South Africans will be holding their breath as the country’s credit rating is announced later today.


Written by: Lynn Prins

Despite rating agency Standard & Poor’s (S&P) announcement on the country’s credit rating, Finance Minister Pravin Gordhan is still adamant that South Africa will avoid a downgrade.

“I think we’ve done enough to pass the June hurdle,” he said in an interview with Bloomberg TV in Paris on Wednesday 1 June.

Gordhan, however, said that in the next six months more needs to be done, particularly in terms of implementing what’s been decided on.

According to economists, South Africa will avoid a downgrade to junk status until at least the end of the year.

However, the country is currently one notch above the sub-investment (junk status) status and according to S&P and Fitch, both rate South African debt one level above junk.

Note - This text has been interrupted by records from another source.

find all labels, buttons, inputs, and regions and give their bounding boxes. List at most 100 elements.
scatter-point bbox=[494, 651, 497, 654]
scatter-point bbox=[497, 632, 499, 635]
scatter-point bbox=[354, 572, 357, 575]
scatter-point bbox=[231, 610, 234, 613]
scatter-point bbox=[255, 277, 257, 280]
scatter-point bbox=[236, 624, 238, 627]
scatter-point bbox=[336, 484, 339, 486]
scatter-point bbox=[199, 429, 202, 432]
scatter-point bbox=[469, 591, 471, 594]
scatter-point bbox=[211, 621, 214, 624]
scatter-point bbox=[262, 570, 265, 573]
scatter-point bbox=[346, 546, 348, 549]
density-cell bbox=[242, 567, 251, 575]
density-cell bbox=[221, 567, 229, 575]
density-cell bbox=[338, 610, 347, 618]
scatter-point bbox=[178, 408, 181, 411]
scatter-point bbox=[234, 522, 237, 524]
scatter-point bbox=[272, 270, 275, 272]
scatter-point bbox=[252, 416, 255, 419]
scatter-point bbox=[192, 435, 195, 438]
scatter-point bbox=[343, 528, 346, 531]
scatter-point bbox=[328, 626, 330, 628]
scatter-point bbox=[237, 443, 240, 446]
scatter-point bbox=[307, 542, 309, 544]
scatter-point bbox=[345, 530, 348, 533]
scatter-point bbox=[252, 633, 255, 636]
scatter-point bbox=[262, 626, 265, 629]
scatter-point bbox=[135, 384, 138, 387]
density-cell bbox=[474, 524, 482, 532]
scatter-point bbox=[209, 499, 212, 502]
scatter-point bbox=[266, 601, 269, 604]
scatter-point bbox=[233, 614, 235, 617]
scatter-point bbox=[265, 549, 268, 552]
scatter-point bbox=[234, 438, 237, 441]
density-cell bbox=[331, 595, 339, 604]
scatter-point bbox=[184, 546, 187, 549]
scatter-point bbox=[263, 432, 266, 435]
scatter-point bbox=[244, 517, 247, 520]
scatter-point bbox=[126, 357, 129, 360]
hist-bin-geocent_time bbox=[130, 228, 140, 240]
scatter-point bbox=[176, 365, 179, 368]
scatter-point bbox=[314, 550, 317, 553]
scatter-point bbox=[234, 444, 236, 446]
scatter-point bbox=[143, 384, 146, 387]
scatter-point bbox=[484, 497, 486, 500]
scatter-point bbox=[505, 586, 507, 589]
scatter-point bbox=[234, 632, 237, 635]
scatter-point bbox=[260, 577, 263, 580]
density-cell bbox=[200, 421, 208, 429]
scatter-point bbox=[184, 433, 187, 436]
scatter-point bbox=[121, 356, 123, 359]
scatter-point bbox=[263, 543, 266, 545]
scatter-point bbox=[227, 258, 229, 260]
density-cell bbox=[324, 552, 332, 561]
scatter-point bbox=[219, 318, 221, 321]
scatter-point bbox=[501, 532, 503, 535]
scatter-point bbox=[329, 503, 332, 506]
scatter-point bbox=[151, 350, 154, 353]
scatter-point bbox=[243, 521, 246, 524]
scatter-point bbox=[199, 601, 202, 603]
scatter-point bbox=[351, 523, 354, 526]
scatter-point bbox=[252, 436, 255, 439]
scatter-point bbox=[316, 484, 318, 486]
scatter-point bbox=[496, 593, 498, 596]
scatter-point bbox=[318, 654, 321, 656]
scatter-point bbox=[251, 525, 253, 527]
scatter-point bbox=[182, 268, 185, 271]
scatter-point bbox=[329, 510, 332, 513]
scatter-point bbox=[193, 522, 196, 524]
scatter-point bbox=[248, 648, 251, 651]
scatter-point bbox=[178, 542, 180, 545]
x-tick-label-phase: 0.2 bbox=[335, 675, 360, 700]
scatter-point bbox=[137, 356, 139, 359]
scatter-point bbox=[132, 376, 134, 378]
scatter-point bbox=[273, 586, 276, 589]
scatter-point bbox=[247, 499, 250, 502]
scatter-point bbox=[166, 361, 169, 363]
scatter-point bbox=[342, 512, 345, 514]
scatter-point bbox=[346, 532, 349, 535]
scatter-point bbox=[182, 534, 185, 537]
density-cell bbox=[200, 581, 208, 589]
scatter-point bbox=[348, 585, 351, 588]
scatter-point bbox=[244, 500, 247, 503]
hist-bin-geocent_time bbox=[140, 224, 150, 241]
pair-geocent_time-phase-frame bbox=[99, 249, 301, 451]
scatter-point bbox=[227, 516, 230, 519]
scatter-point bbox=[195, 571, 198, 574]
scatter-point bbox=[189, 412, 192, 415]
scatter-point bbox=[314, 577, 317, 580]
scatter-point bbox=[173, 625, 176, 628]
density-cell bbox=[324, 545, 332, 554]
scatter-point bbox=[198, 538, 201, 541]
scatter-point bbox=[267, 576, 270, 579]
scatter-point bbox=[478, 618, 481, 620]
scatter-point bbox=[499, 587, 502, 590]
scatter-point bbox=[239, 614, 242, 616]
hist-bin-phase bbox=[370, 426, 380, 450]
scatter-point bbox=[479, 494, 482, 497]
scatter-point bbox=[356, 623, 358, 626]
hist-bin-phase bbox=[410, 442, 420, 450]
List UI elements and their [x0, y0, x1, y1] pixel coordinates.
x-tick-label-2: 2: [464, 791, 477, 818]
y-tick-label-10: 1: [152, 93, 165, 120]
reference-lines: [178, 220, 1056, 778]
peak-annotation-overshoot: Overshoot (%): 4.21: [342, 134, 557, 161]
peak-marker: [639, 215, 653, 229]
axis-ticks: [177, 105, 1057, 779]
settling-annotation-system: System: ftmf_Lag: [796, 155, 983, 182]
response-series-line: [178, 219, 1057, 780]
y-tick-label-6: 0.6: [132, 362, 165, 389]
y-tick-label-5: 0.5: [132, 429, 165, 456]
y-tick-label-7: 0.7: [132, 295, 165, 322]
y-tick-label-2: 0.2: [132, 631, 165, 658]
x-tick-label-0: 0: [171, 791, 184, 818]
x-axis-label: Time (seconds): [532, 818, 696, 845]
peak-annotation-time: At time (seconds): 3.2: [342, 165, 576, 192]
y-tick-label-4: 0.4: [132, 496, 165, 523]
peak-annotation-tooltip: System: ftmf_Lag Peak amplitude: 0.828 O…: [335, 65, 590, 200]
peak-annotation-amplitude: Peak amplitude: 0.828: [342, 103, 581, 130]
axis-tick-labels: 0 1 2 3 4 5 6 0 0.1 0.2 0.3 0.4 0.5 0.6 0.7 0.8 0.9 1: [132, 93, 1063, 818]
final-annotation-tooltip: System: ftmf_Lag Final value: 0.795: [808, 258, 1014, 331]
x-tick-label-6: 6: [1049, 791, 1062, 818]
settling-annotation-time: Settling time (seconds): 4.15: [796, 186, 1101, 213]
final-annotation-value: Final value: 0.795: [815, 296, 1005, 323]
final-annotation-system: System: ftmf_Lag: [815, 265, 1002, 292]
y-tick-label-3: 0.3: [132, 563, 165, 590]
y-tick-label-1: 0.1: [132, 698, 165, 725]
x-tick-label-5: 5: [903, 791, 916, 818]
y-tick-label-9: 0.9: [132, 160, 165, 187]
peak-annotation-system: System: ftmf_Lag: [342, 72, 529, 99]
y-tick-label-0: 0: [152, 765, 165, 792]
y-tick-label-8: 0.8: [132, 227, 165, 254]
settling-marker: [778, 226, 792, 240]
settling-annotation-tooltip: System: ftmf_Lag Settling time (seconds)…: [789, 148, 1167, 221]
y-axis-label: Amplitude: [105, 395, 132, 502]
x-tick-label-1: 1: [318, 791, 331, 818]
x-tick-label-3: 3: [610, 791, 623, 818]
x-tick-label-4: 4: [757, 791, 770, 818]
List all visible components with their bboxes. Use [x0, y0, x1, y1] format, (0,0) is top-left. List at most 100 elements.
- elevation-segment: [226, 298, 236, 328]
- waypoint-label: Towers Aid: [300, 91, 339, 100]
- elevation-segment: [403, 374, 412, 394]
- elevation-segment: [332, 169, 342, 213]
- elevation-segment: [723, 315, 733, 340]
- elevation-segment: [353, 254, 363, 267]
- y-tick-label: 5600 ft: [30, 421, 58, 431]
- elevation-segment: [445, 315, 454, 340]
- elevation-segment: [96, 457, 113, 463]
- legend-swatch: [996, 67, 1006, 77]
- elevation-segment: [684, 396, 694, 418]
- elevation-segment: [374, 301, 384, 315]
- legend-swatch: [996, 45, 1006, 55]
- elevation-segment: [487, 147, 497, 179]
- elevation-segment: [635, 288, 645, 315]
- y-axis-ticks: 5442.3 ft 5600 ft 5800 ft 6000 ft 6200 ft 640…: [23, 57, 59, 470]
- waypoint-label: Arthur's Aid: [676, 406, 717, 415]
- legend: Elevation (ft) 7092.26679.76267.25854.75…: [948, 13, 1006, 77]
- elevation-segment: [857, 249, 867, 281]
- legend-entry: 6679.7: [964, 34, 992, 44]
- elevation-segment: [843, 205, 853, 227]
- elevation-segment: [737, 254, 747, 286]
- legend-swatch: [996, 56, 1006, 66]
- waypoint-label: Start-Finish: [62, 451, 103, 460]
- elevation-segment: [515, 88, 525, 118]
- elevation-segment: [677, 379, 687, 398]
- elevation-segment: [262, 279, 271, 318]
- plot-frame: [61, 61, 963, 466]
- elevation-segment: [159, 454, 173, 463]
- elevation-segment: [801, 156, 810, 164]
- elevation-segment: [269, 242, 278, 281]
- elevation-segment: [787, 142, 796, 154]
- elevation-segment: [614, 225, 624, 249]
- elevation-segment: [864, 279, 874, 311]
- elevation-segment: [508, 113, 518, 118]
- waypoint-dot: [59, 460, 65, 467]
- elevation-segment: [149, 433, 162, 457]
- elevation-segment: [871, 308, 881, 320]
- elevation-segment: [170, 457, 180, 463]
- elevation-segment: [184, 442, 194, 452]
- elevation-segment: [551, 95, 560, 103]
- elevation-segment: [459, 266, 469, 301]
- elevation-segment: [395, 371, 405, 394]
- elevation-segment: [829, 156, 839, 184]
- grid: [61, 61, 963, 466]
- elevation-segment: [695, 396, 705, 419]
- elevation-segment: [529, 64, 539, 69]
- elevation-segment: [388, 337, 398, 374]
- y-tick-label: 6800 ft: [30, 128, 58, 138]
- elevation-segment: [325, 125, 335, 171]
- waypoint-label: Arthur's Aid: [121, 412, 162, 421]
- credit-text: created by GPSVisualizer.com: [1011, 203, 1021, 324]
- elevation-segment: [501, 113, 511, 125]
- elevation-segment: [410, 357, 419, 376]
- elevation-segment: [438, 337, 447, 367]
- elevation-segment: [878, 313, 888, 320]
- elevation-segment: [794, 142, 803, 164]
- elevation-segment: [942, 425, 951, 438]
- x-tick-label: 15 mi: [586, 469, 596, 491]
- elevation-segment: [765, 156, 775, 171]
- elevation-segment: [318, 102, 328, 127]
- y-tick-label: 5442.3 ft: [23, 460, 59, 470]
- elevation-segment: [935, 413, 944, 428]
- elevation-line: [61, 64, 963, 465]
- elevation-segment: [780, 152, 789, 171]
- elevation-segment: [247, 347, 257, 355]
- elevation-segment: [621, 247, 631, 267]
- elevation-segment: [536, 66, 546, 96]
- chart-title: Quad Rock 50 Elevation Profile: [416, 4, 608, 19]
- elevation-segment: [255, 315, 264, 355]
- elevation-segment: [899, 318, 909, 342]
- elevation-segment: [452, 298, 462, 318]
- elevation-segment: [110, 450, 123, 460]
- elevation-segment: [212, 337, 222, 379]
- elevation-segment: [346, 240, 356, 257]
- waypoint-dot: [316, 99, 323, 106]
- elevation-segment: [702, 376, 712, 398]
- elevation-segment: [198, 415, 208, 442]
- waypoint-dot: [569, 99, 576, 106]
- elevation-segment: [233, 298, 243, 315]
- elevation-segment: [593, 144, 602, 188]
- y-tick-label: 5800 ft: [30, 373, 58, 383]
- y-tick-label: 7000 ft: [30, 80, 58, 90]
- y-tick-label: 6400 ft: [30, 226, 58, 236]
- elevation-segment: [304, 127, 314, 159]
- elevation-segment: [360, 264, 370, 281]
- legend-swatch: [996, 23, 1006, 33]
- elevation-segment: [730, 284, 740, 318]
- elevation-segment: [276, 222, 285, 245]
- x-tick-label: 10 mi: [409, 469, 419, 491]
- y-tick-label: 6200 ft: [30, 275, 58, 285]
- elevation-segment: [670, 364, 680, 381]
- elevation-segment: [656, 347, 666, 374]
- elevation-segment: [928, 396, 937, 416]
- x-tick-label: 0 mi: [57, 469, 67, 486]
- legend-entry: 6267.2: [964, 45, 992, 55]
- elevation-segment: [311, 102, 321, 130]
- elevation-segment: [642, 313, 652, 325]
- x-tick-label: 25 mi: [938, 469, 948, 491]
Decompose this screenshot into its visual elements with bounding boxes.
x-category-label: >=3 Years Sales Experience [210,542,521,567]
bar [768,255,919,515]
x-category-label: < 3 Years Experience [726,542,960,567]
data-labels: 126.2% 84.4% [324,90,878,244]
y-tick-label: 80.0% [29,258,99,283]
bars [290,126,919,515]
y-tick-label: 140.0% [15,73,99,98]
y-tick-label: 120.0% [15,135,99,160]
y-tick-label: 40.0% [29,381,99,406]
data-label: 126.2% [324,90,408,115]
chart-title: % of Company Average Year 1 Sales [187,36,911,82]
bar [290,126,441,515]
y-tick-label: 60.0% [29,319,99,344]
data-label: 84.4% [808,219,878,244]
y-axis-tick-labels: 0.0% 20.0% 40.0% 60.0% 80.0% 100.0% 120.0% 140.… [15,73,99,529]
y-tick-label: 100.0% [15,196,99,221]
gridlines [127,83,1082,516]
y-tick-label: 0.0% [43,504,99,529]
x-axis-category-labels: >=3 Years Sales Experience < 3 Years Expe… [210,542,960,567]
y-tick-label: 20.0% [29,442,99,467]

S&P, which is said to have a negative outlook on its BBB- assessment, is due to announce whether it will downgrade the rating today, while Fitch hasn’t said when it will announce the outcome of its review.

Twelve of 13 economists and analysts surveyed by Bloomberg in April said they expected S&P to lower the rating to non-investment grade by the end of this year, with four expecting the downgrade to BB+ to happen this week.

Should the outcome be as expected, South Africa will then be on par with Turkey and Indonesia.

 “We are at a big risk of being downgraded,” Thabi Leoka, an economist at Argon Asset Management, told Bloomberg on Thursday. “I think it’s a 50/50 probability.”

If the rating is cut “there could be a bit of a shock,” said Malcolm Charles, a portfolio manager at Investec Asset Management.

Charles also believes there will be a negative reaction from bonds, equities and the currency come Monday morning.

“It’ll be quite a nasty start to the week”, he added.

A junk rating will increase SA’s overseas borrowing costs for companies as well as the state, reduce the country’s attractiveness to foreign and domestic investors, and further weaken the rand.

It is said that about 10 percent of government debt is foreign debt.

However, on the upside if a downgrade is to be avoided the rand could be back at R15.30 per dollar.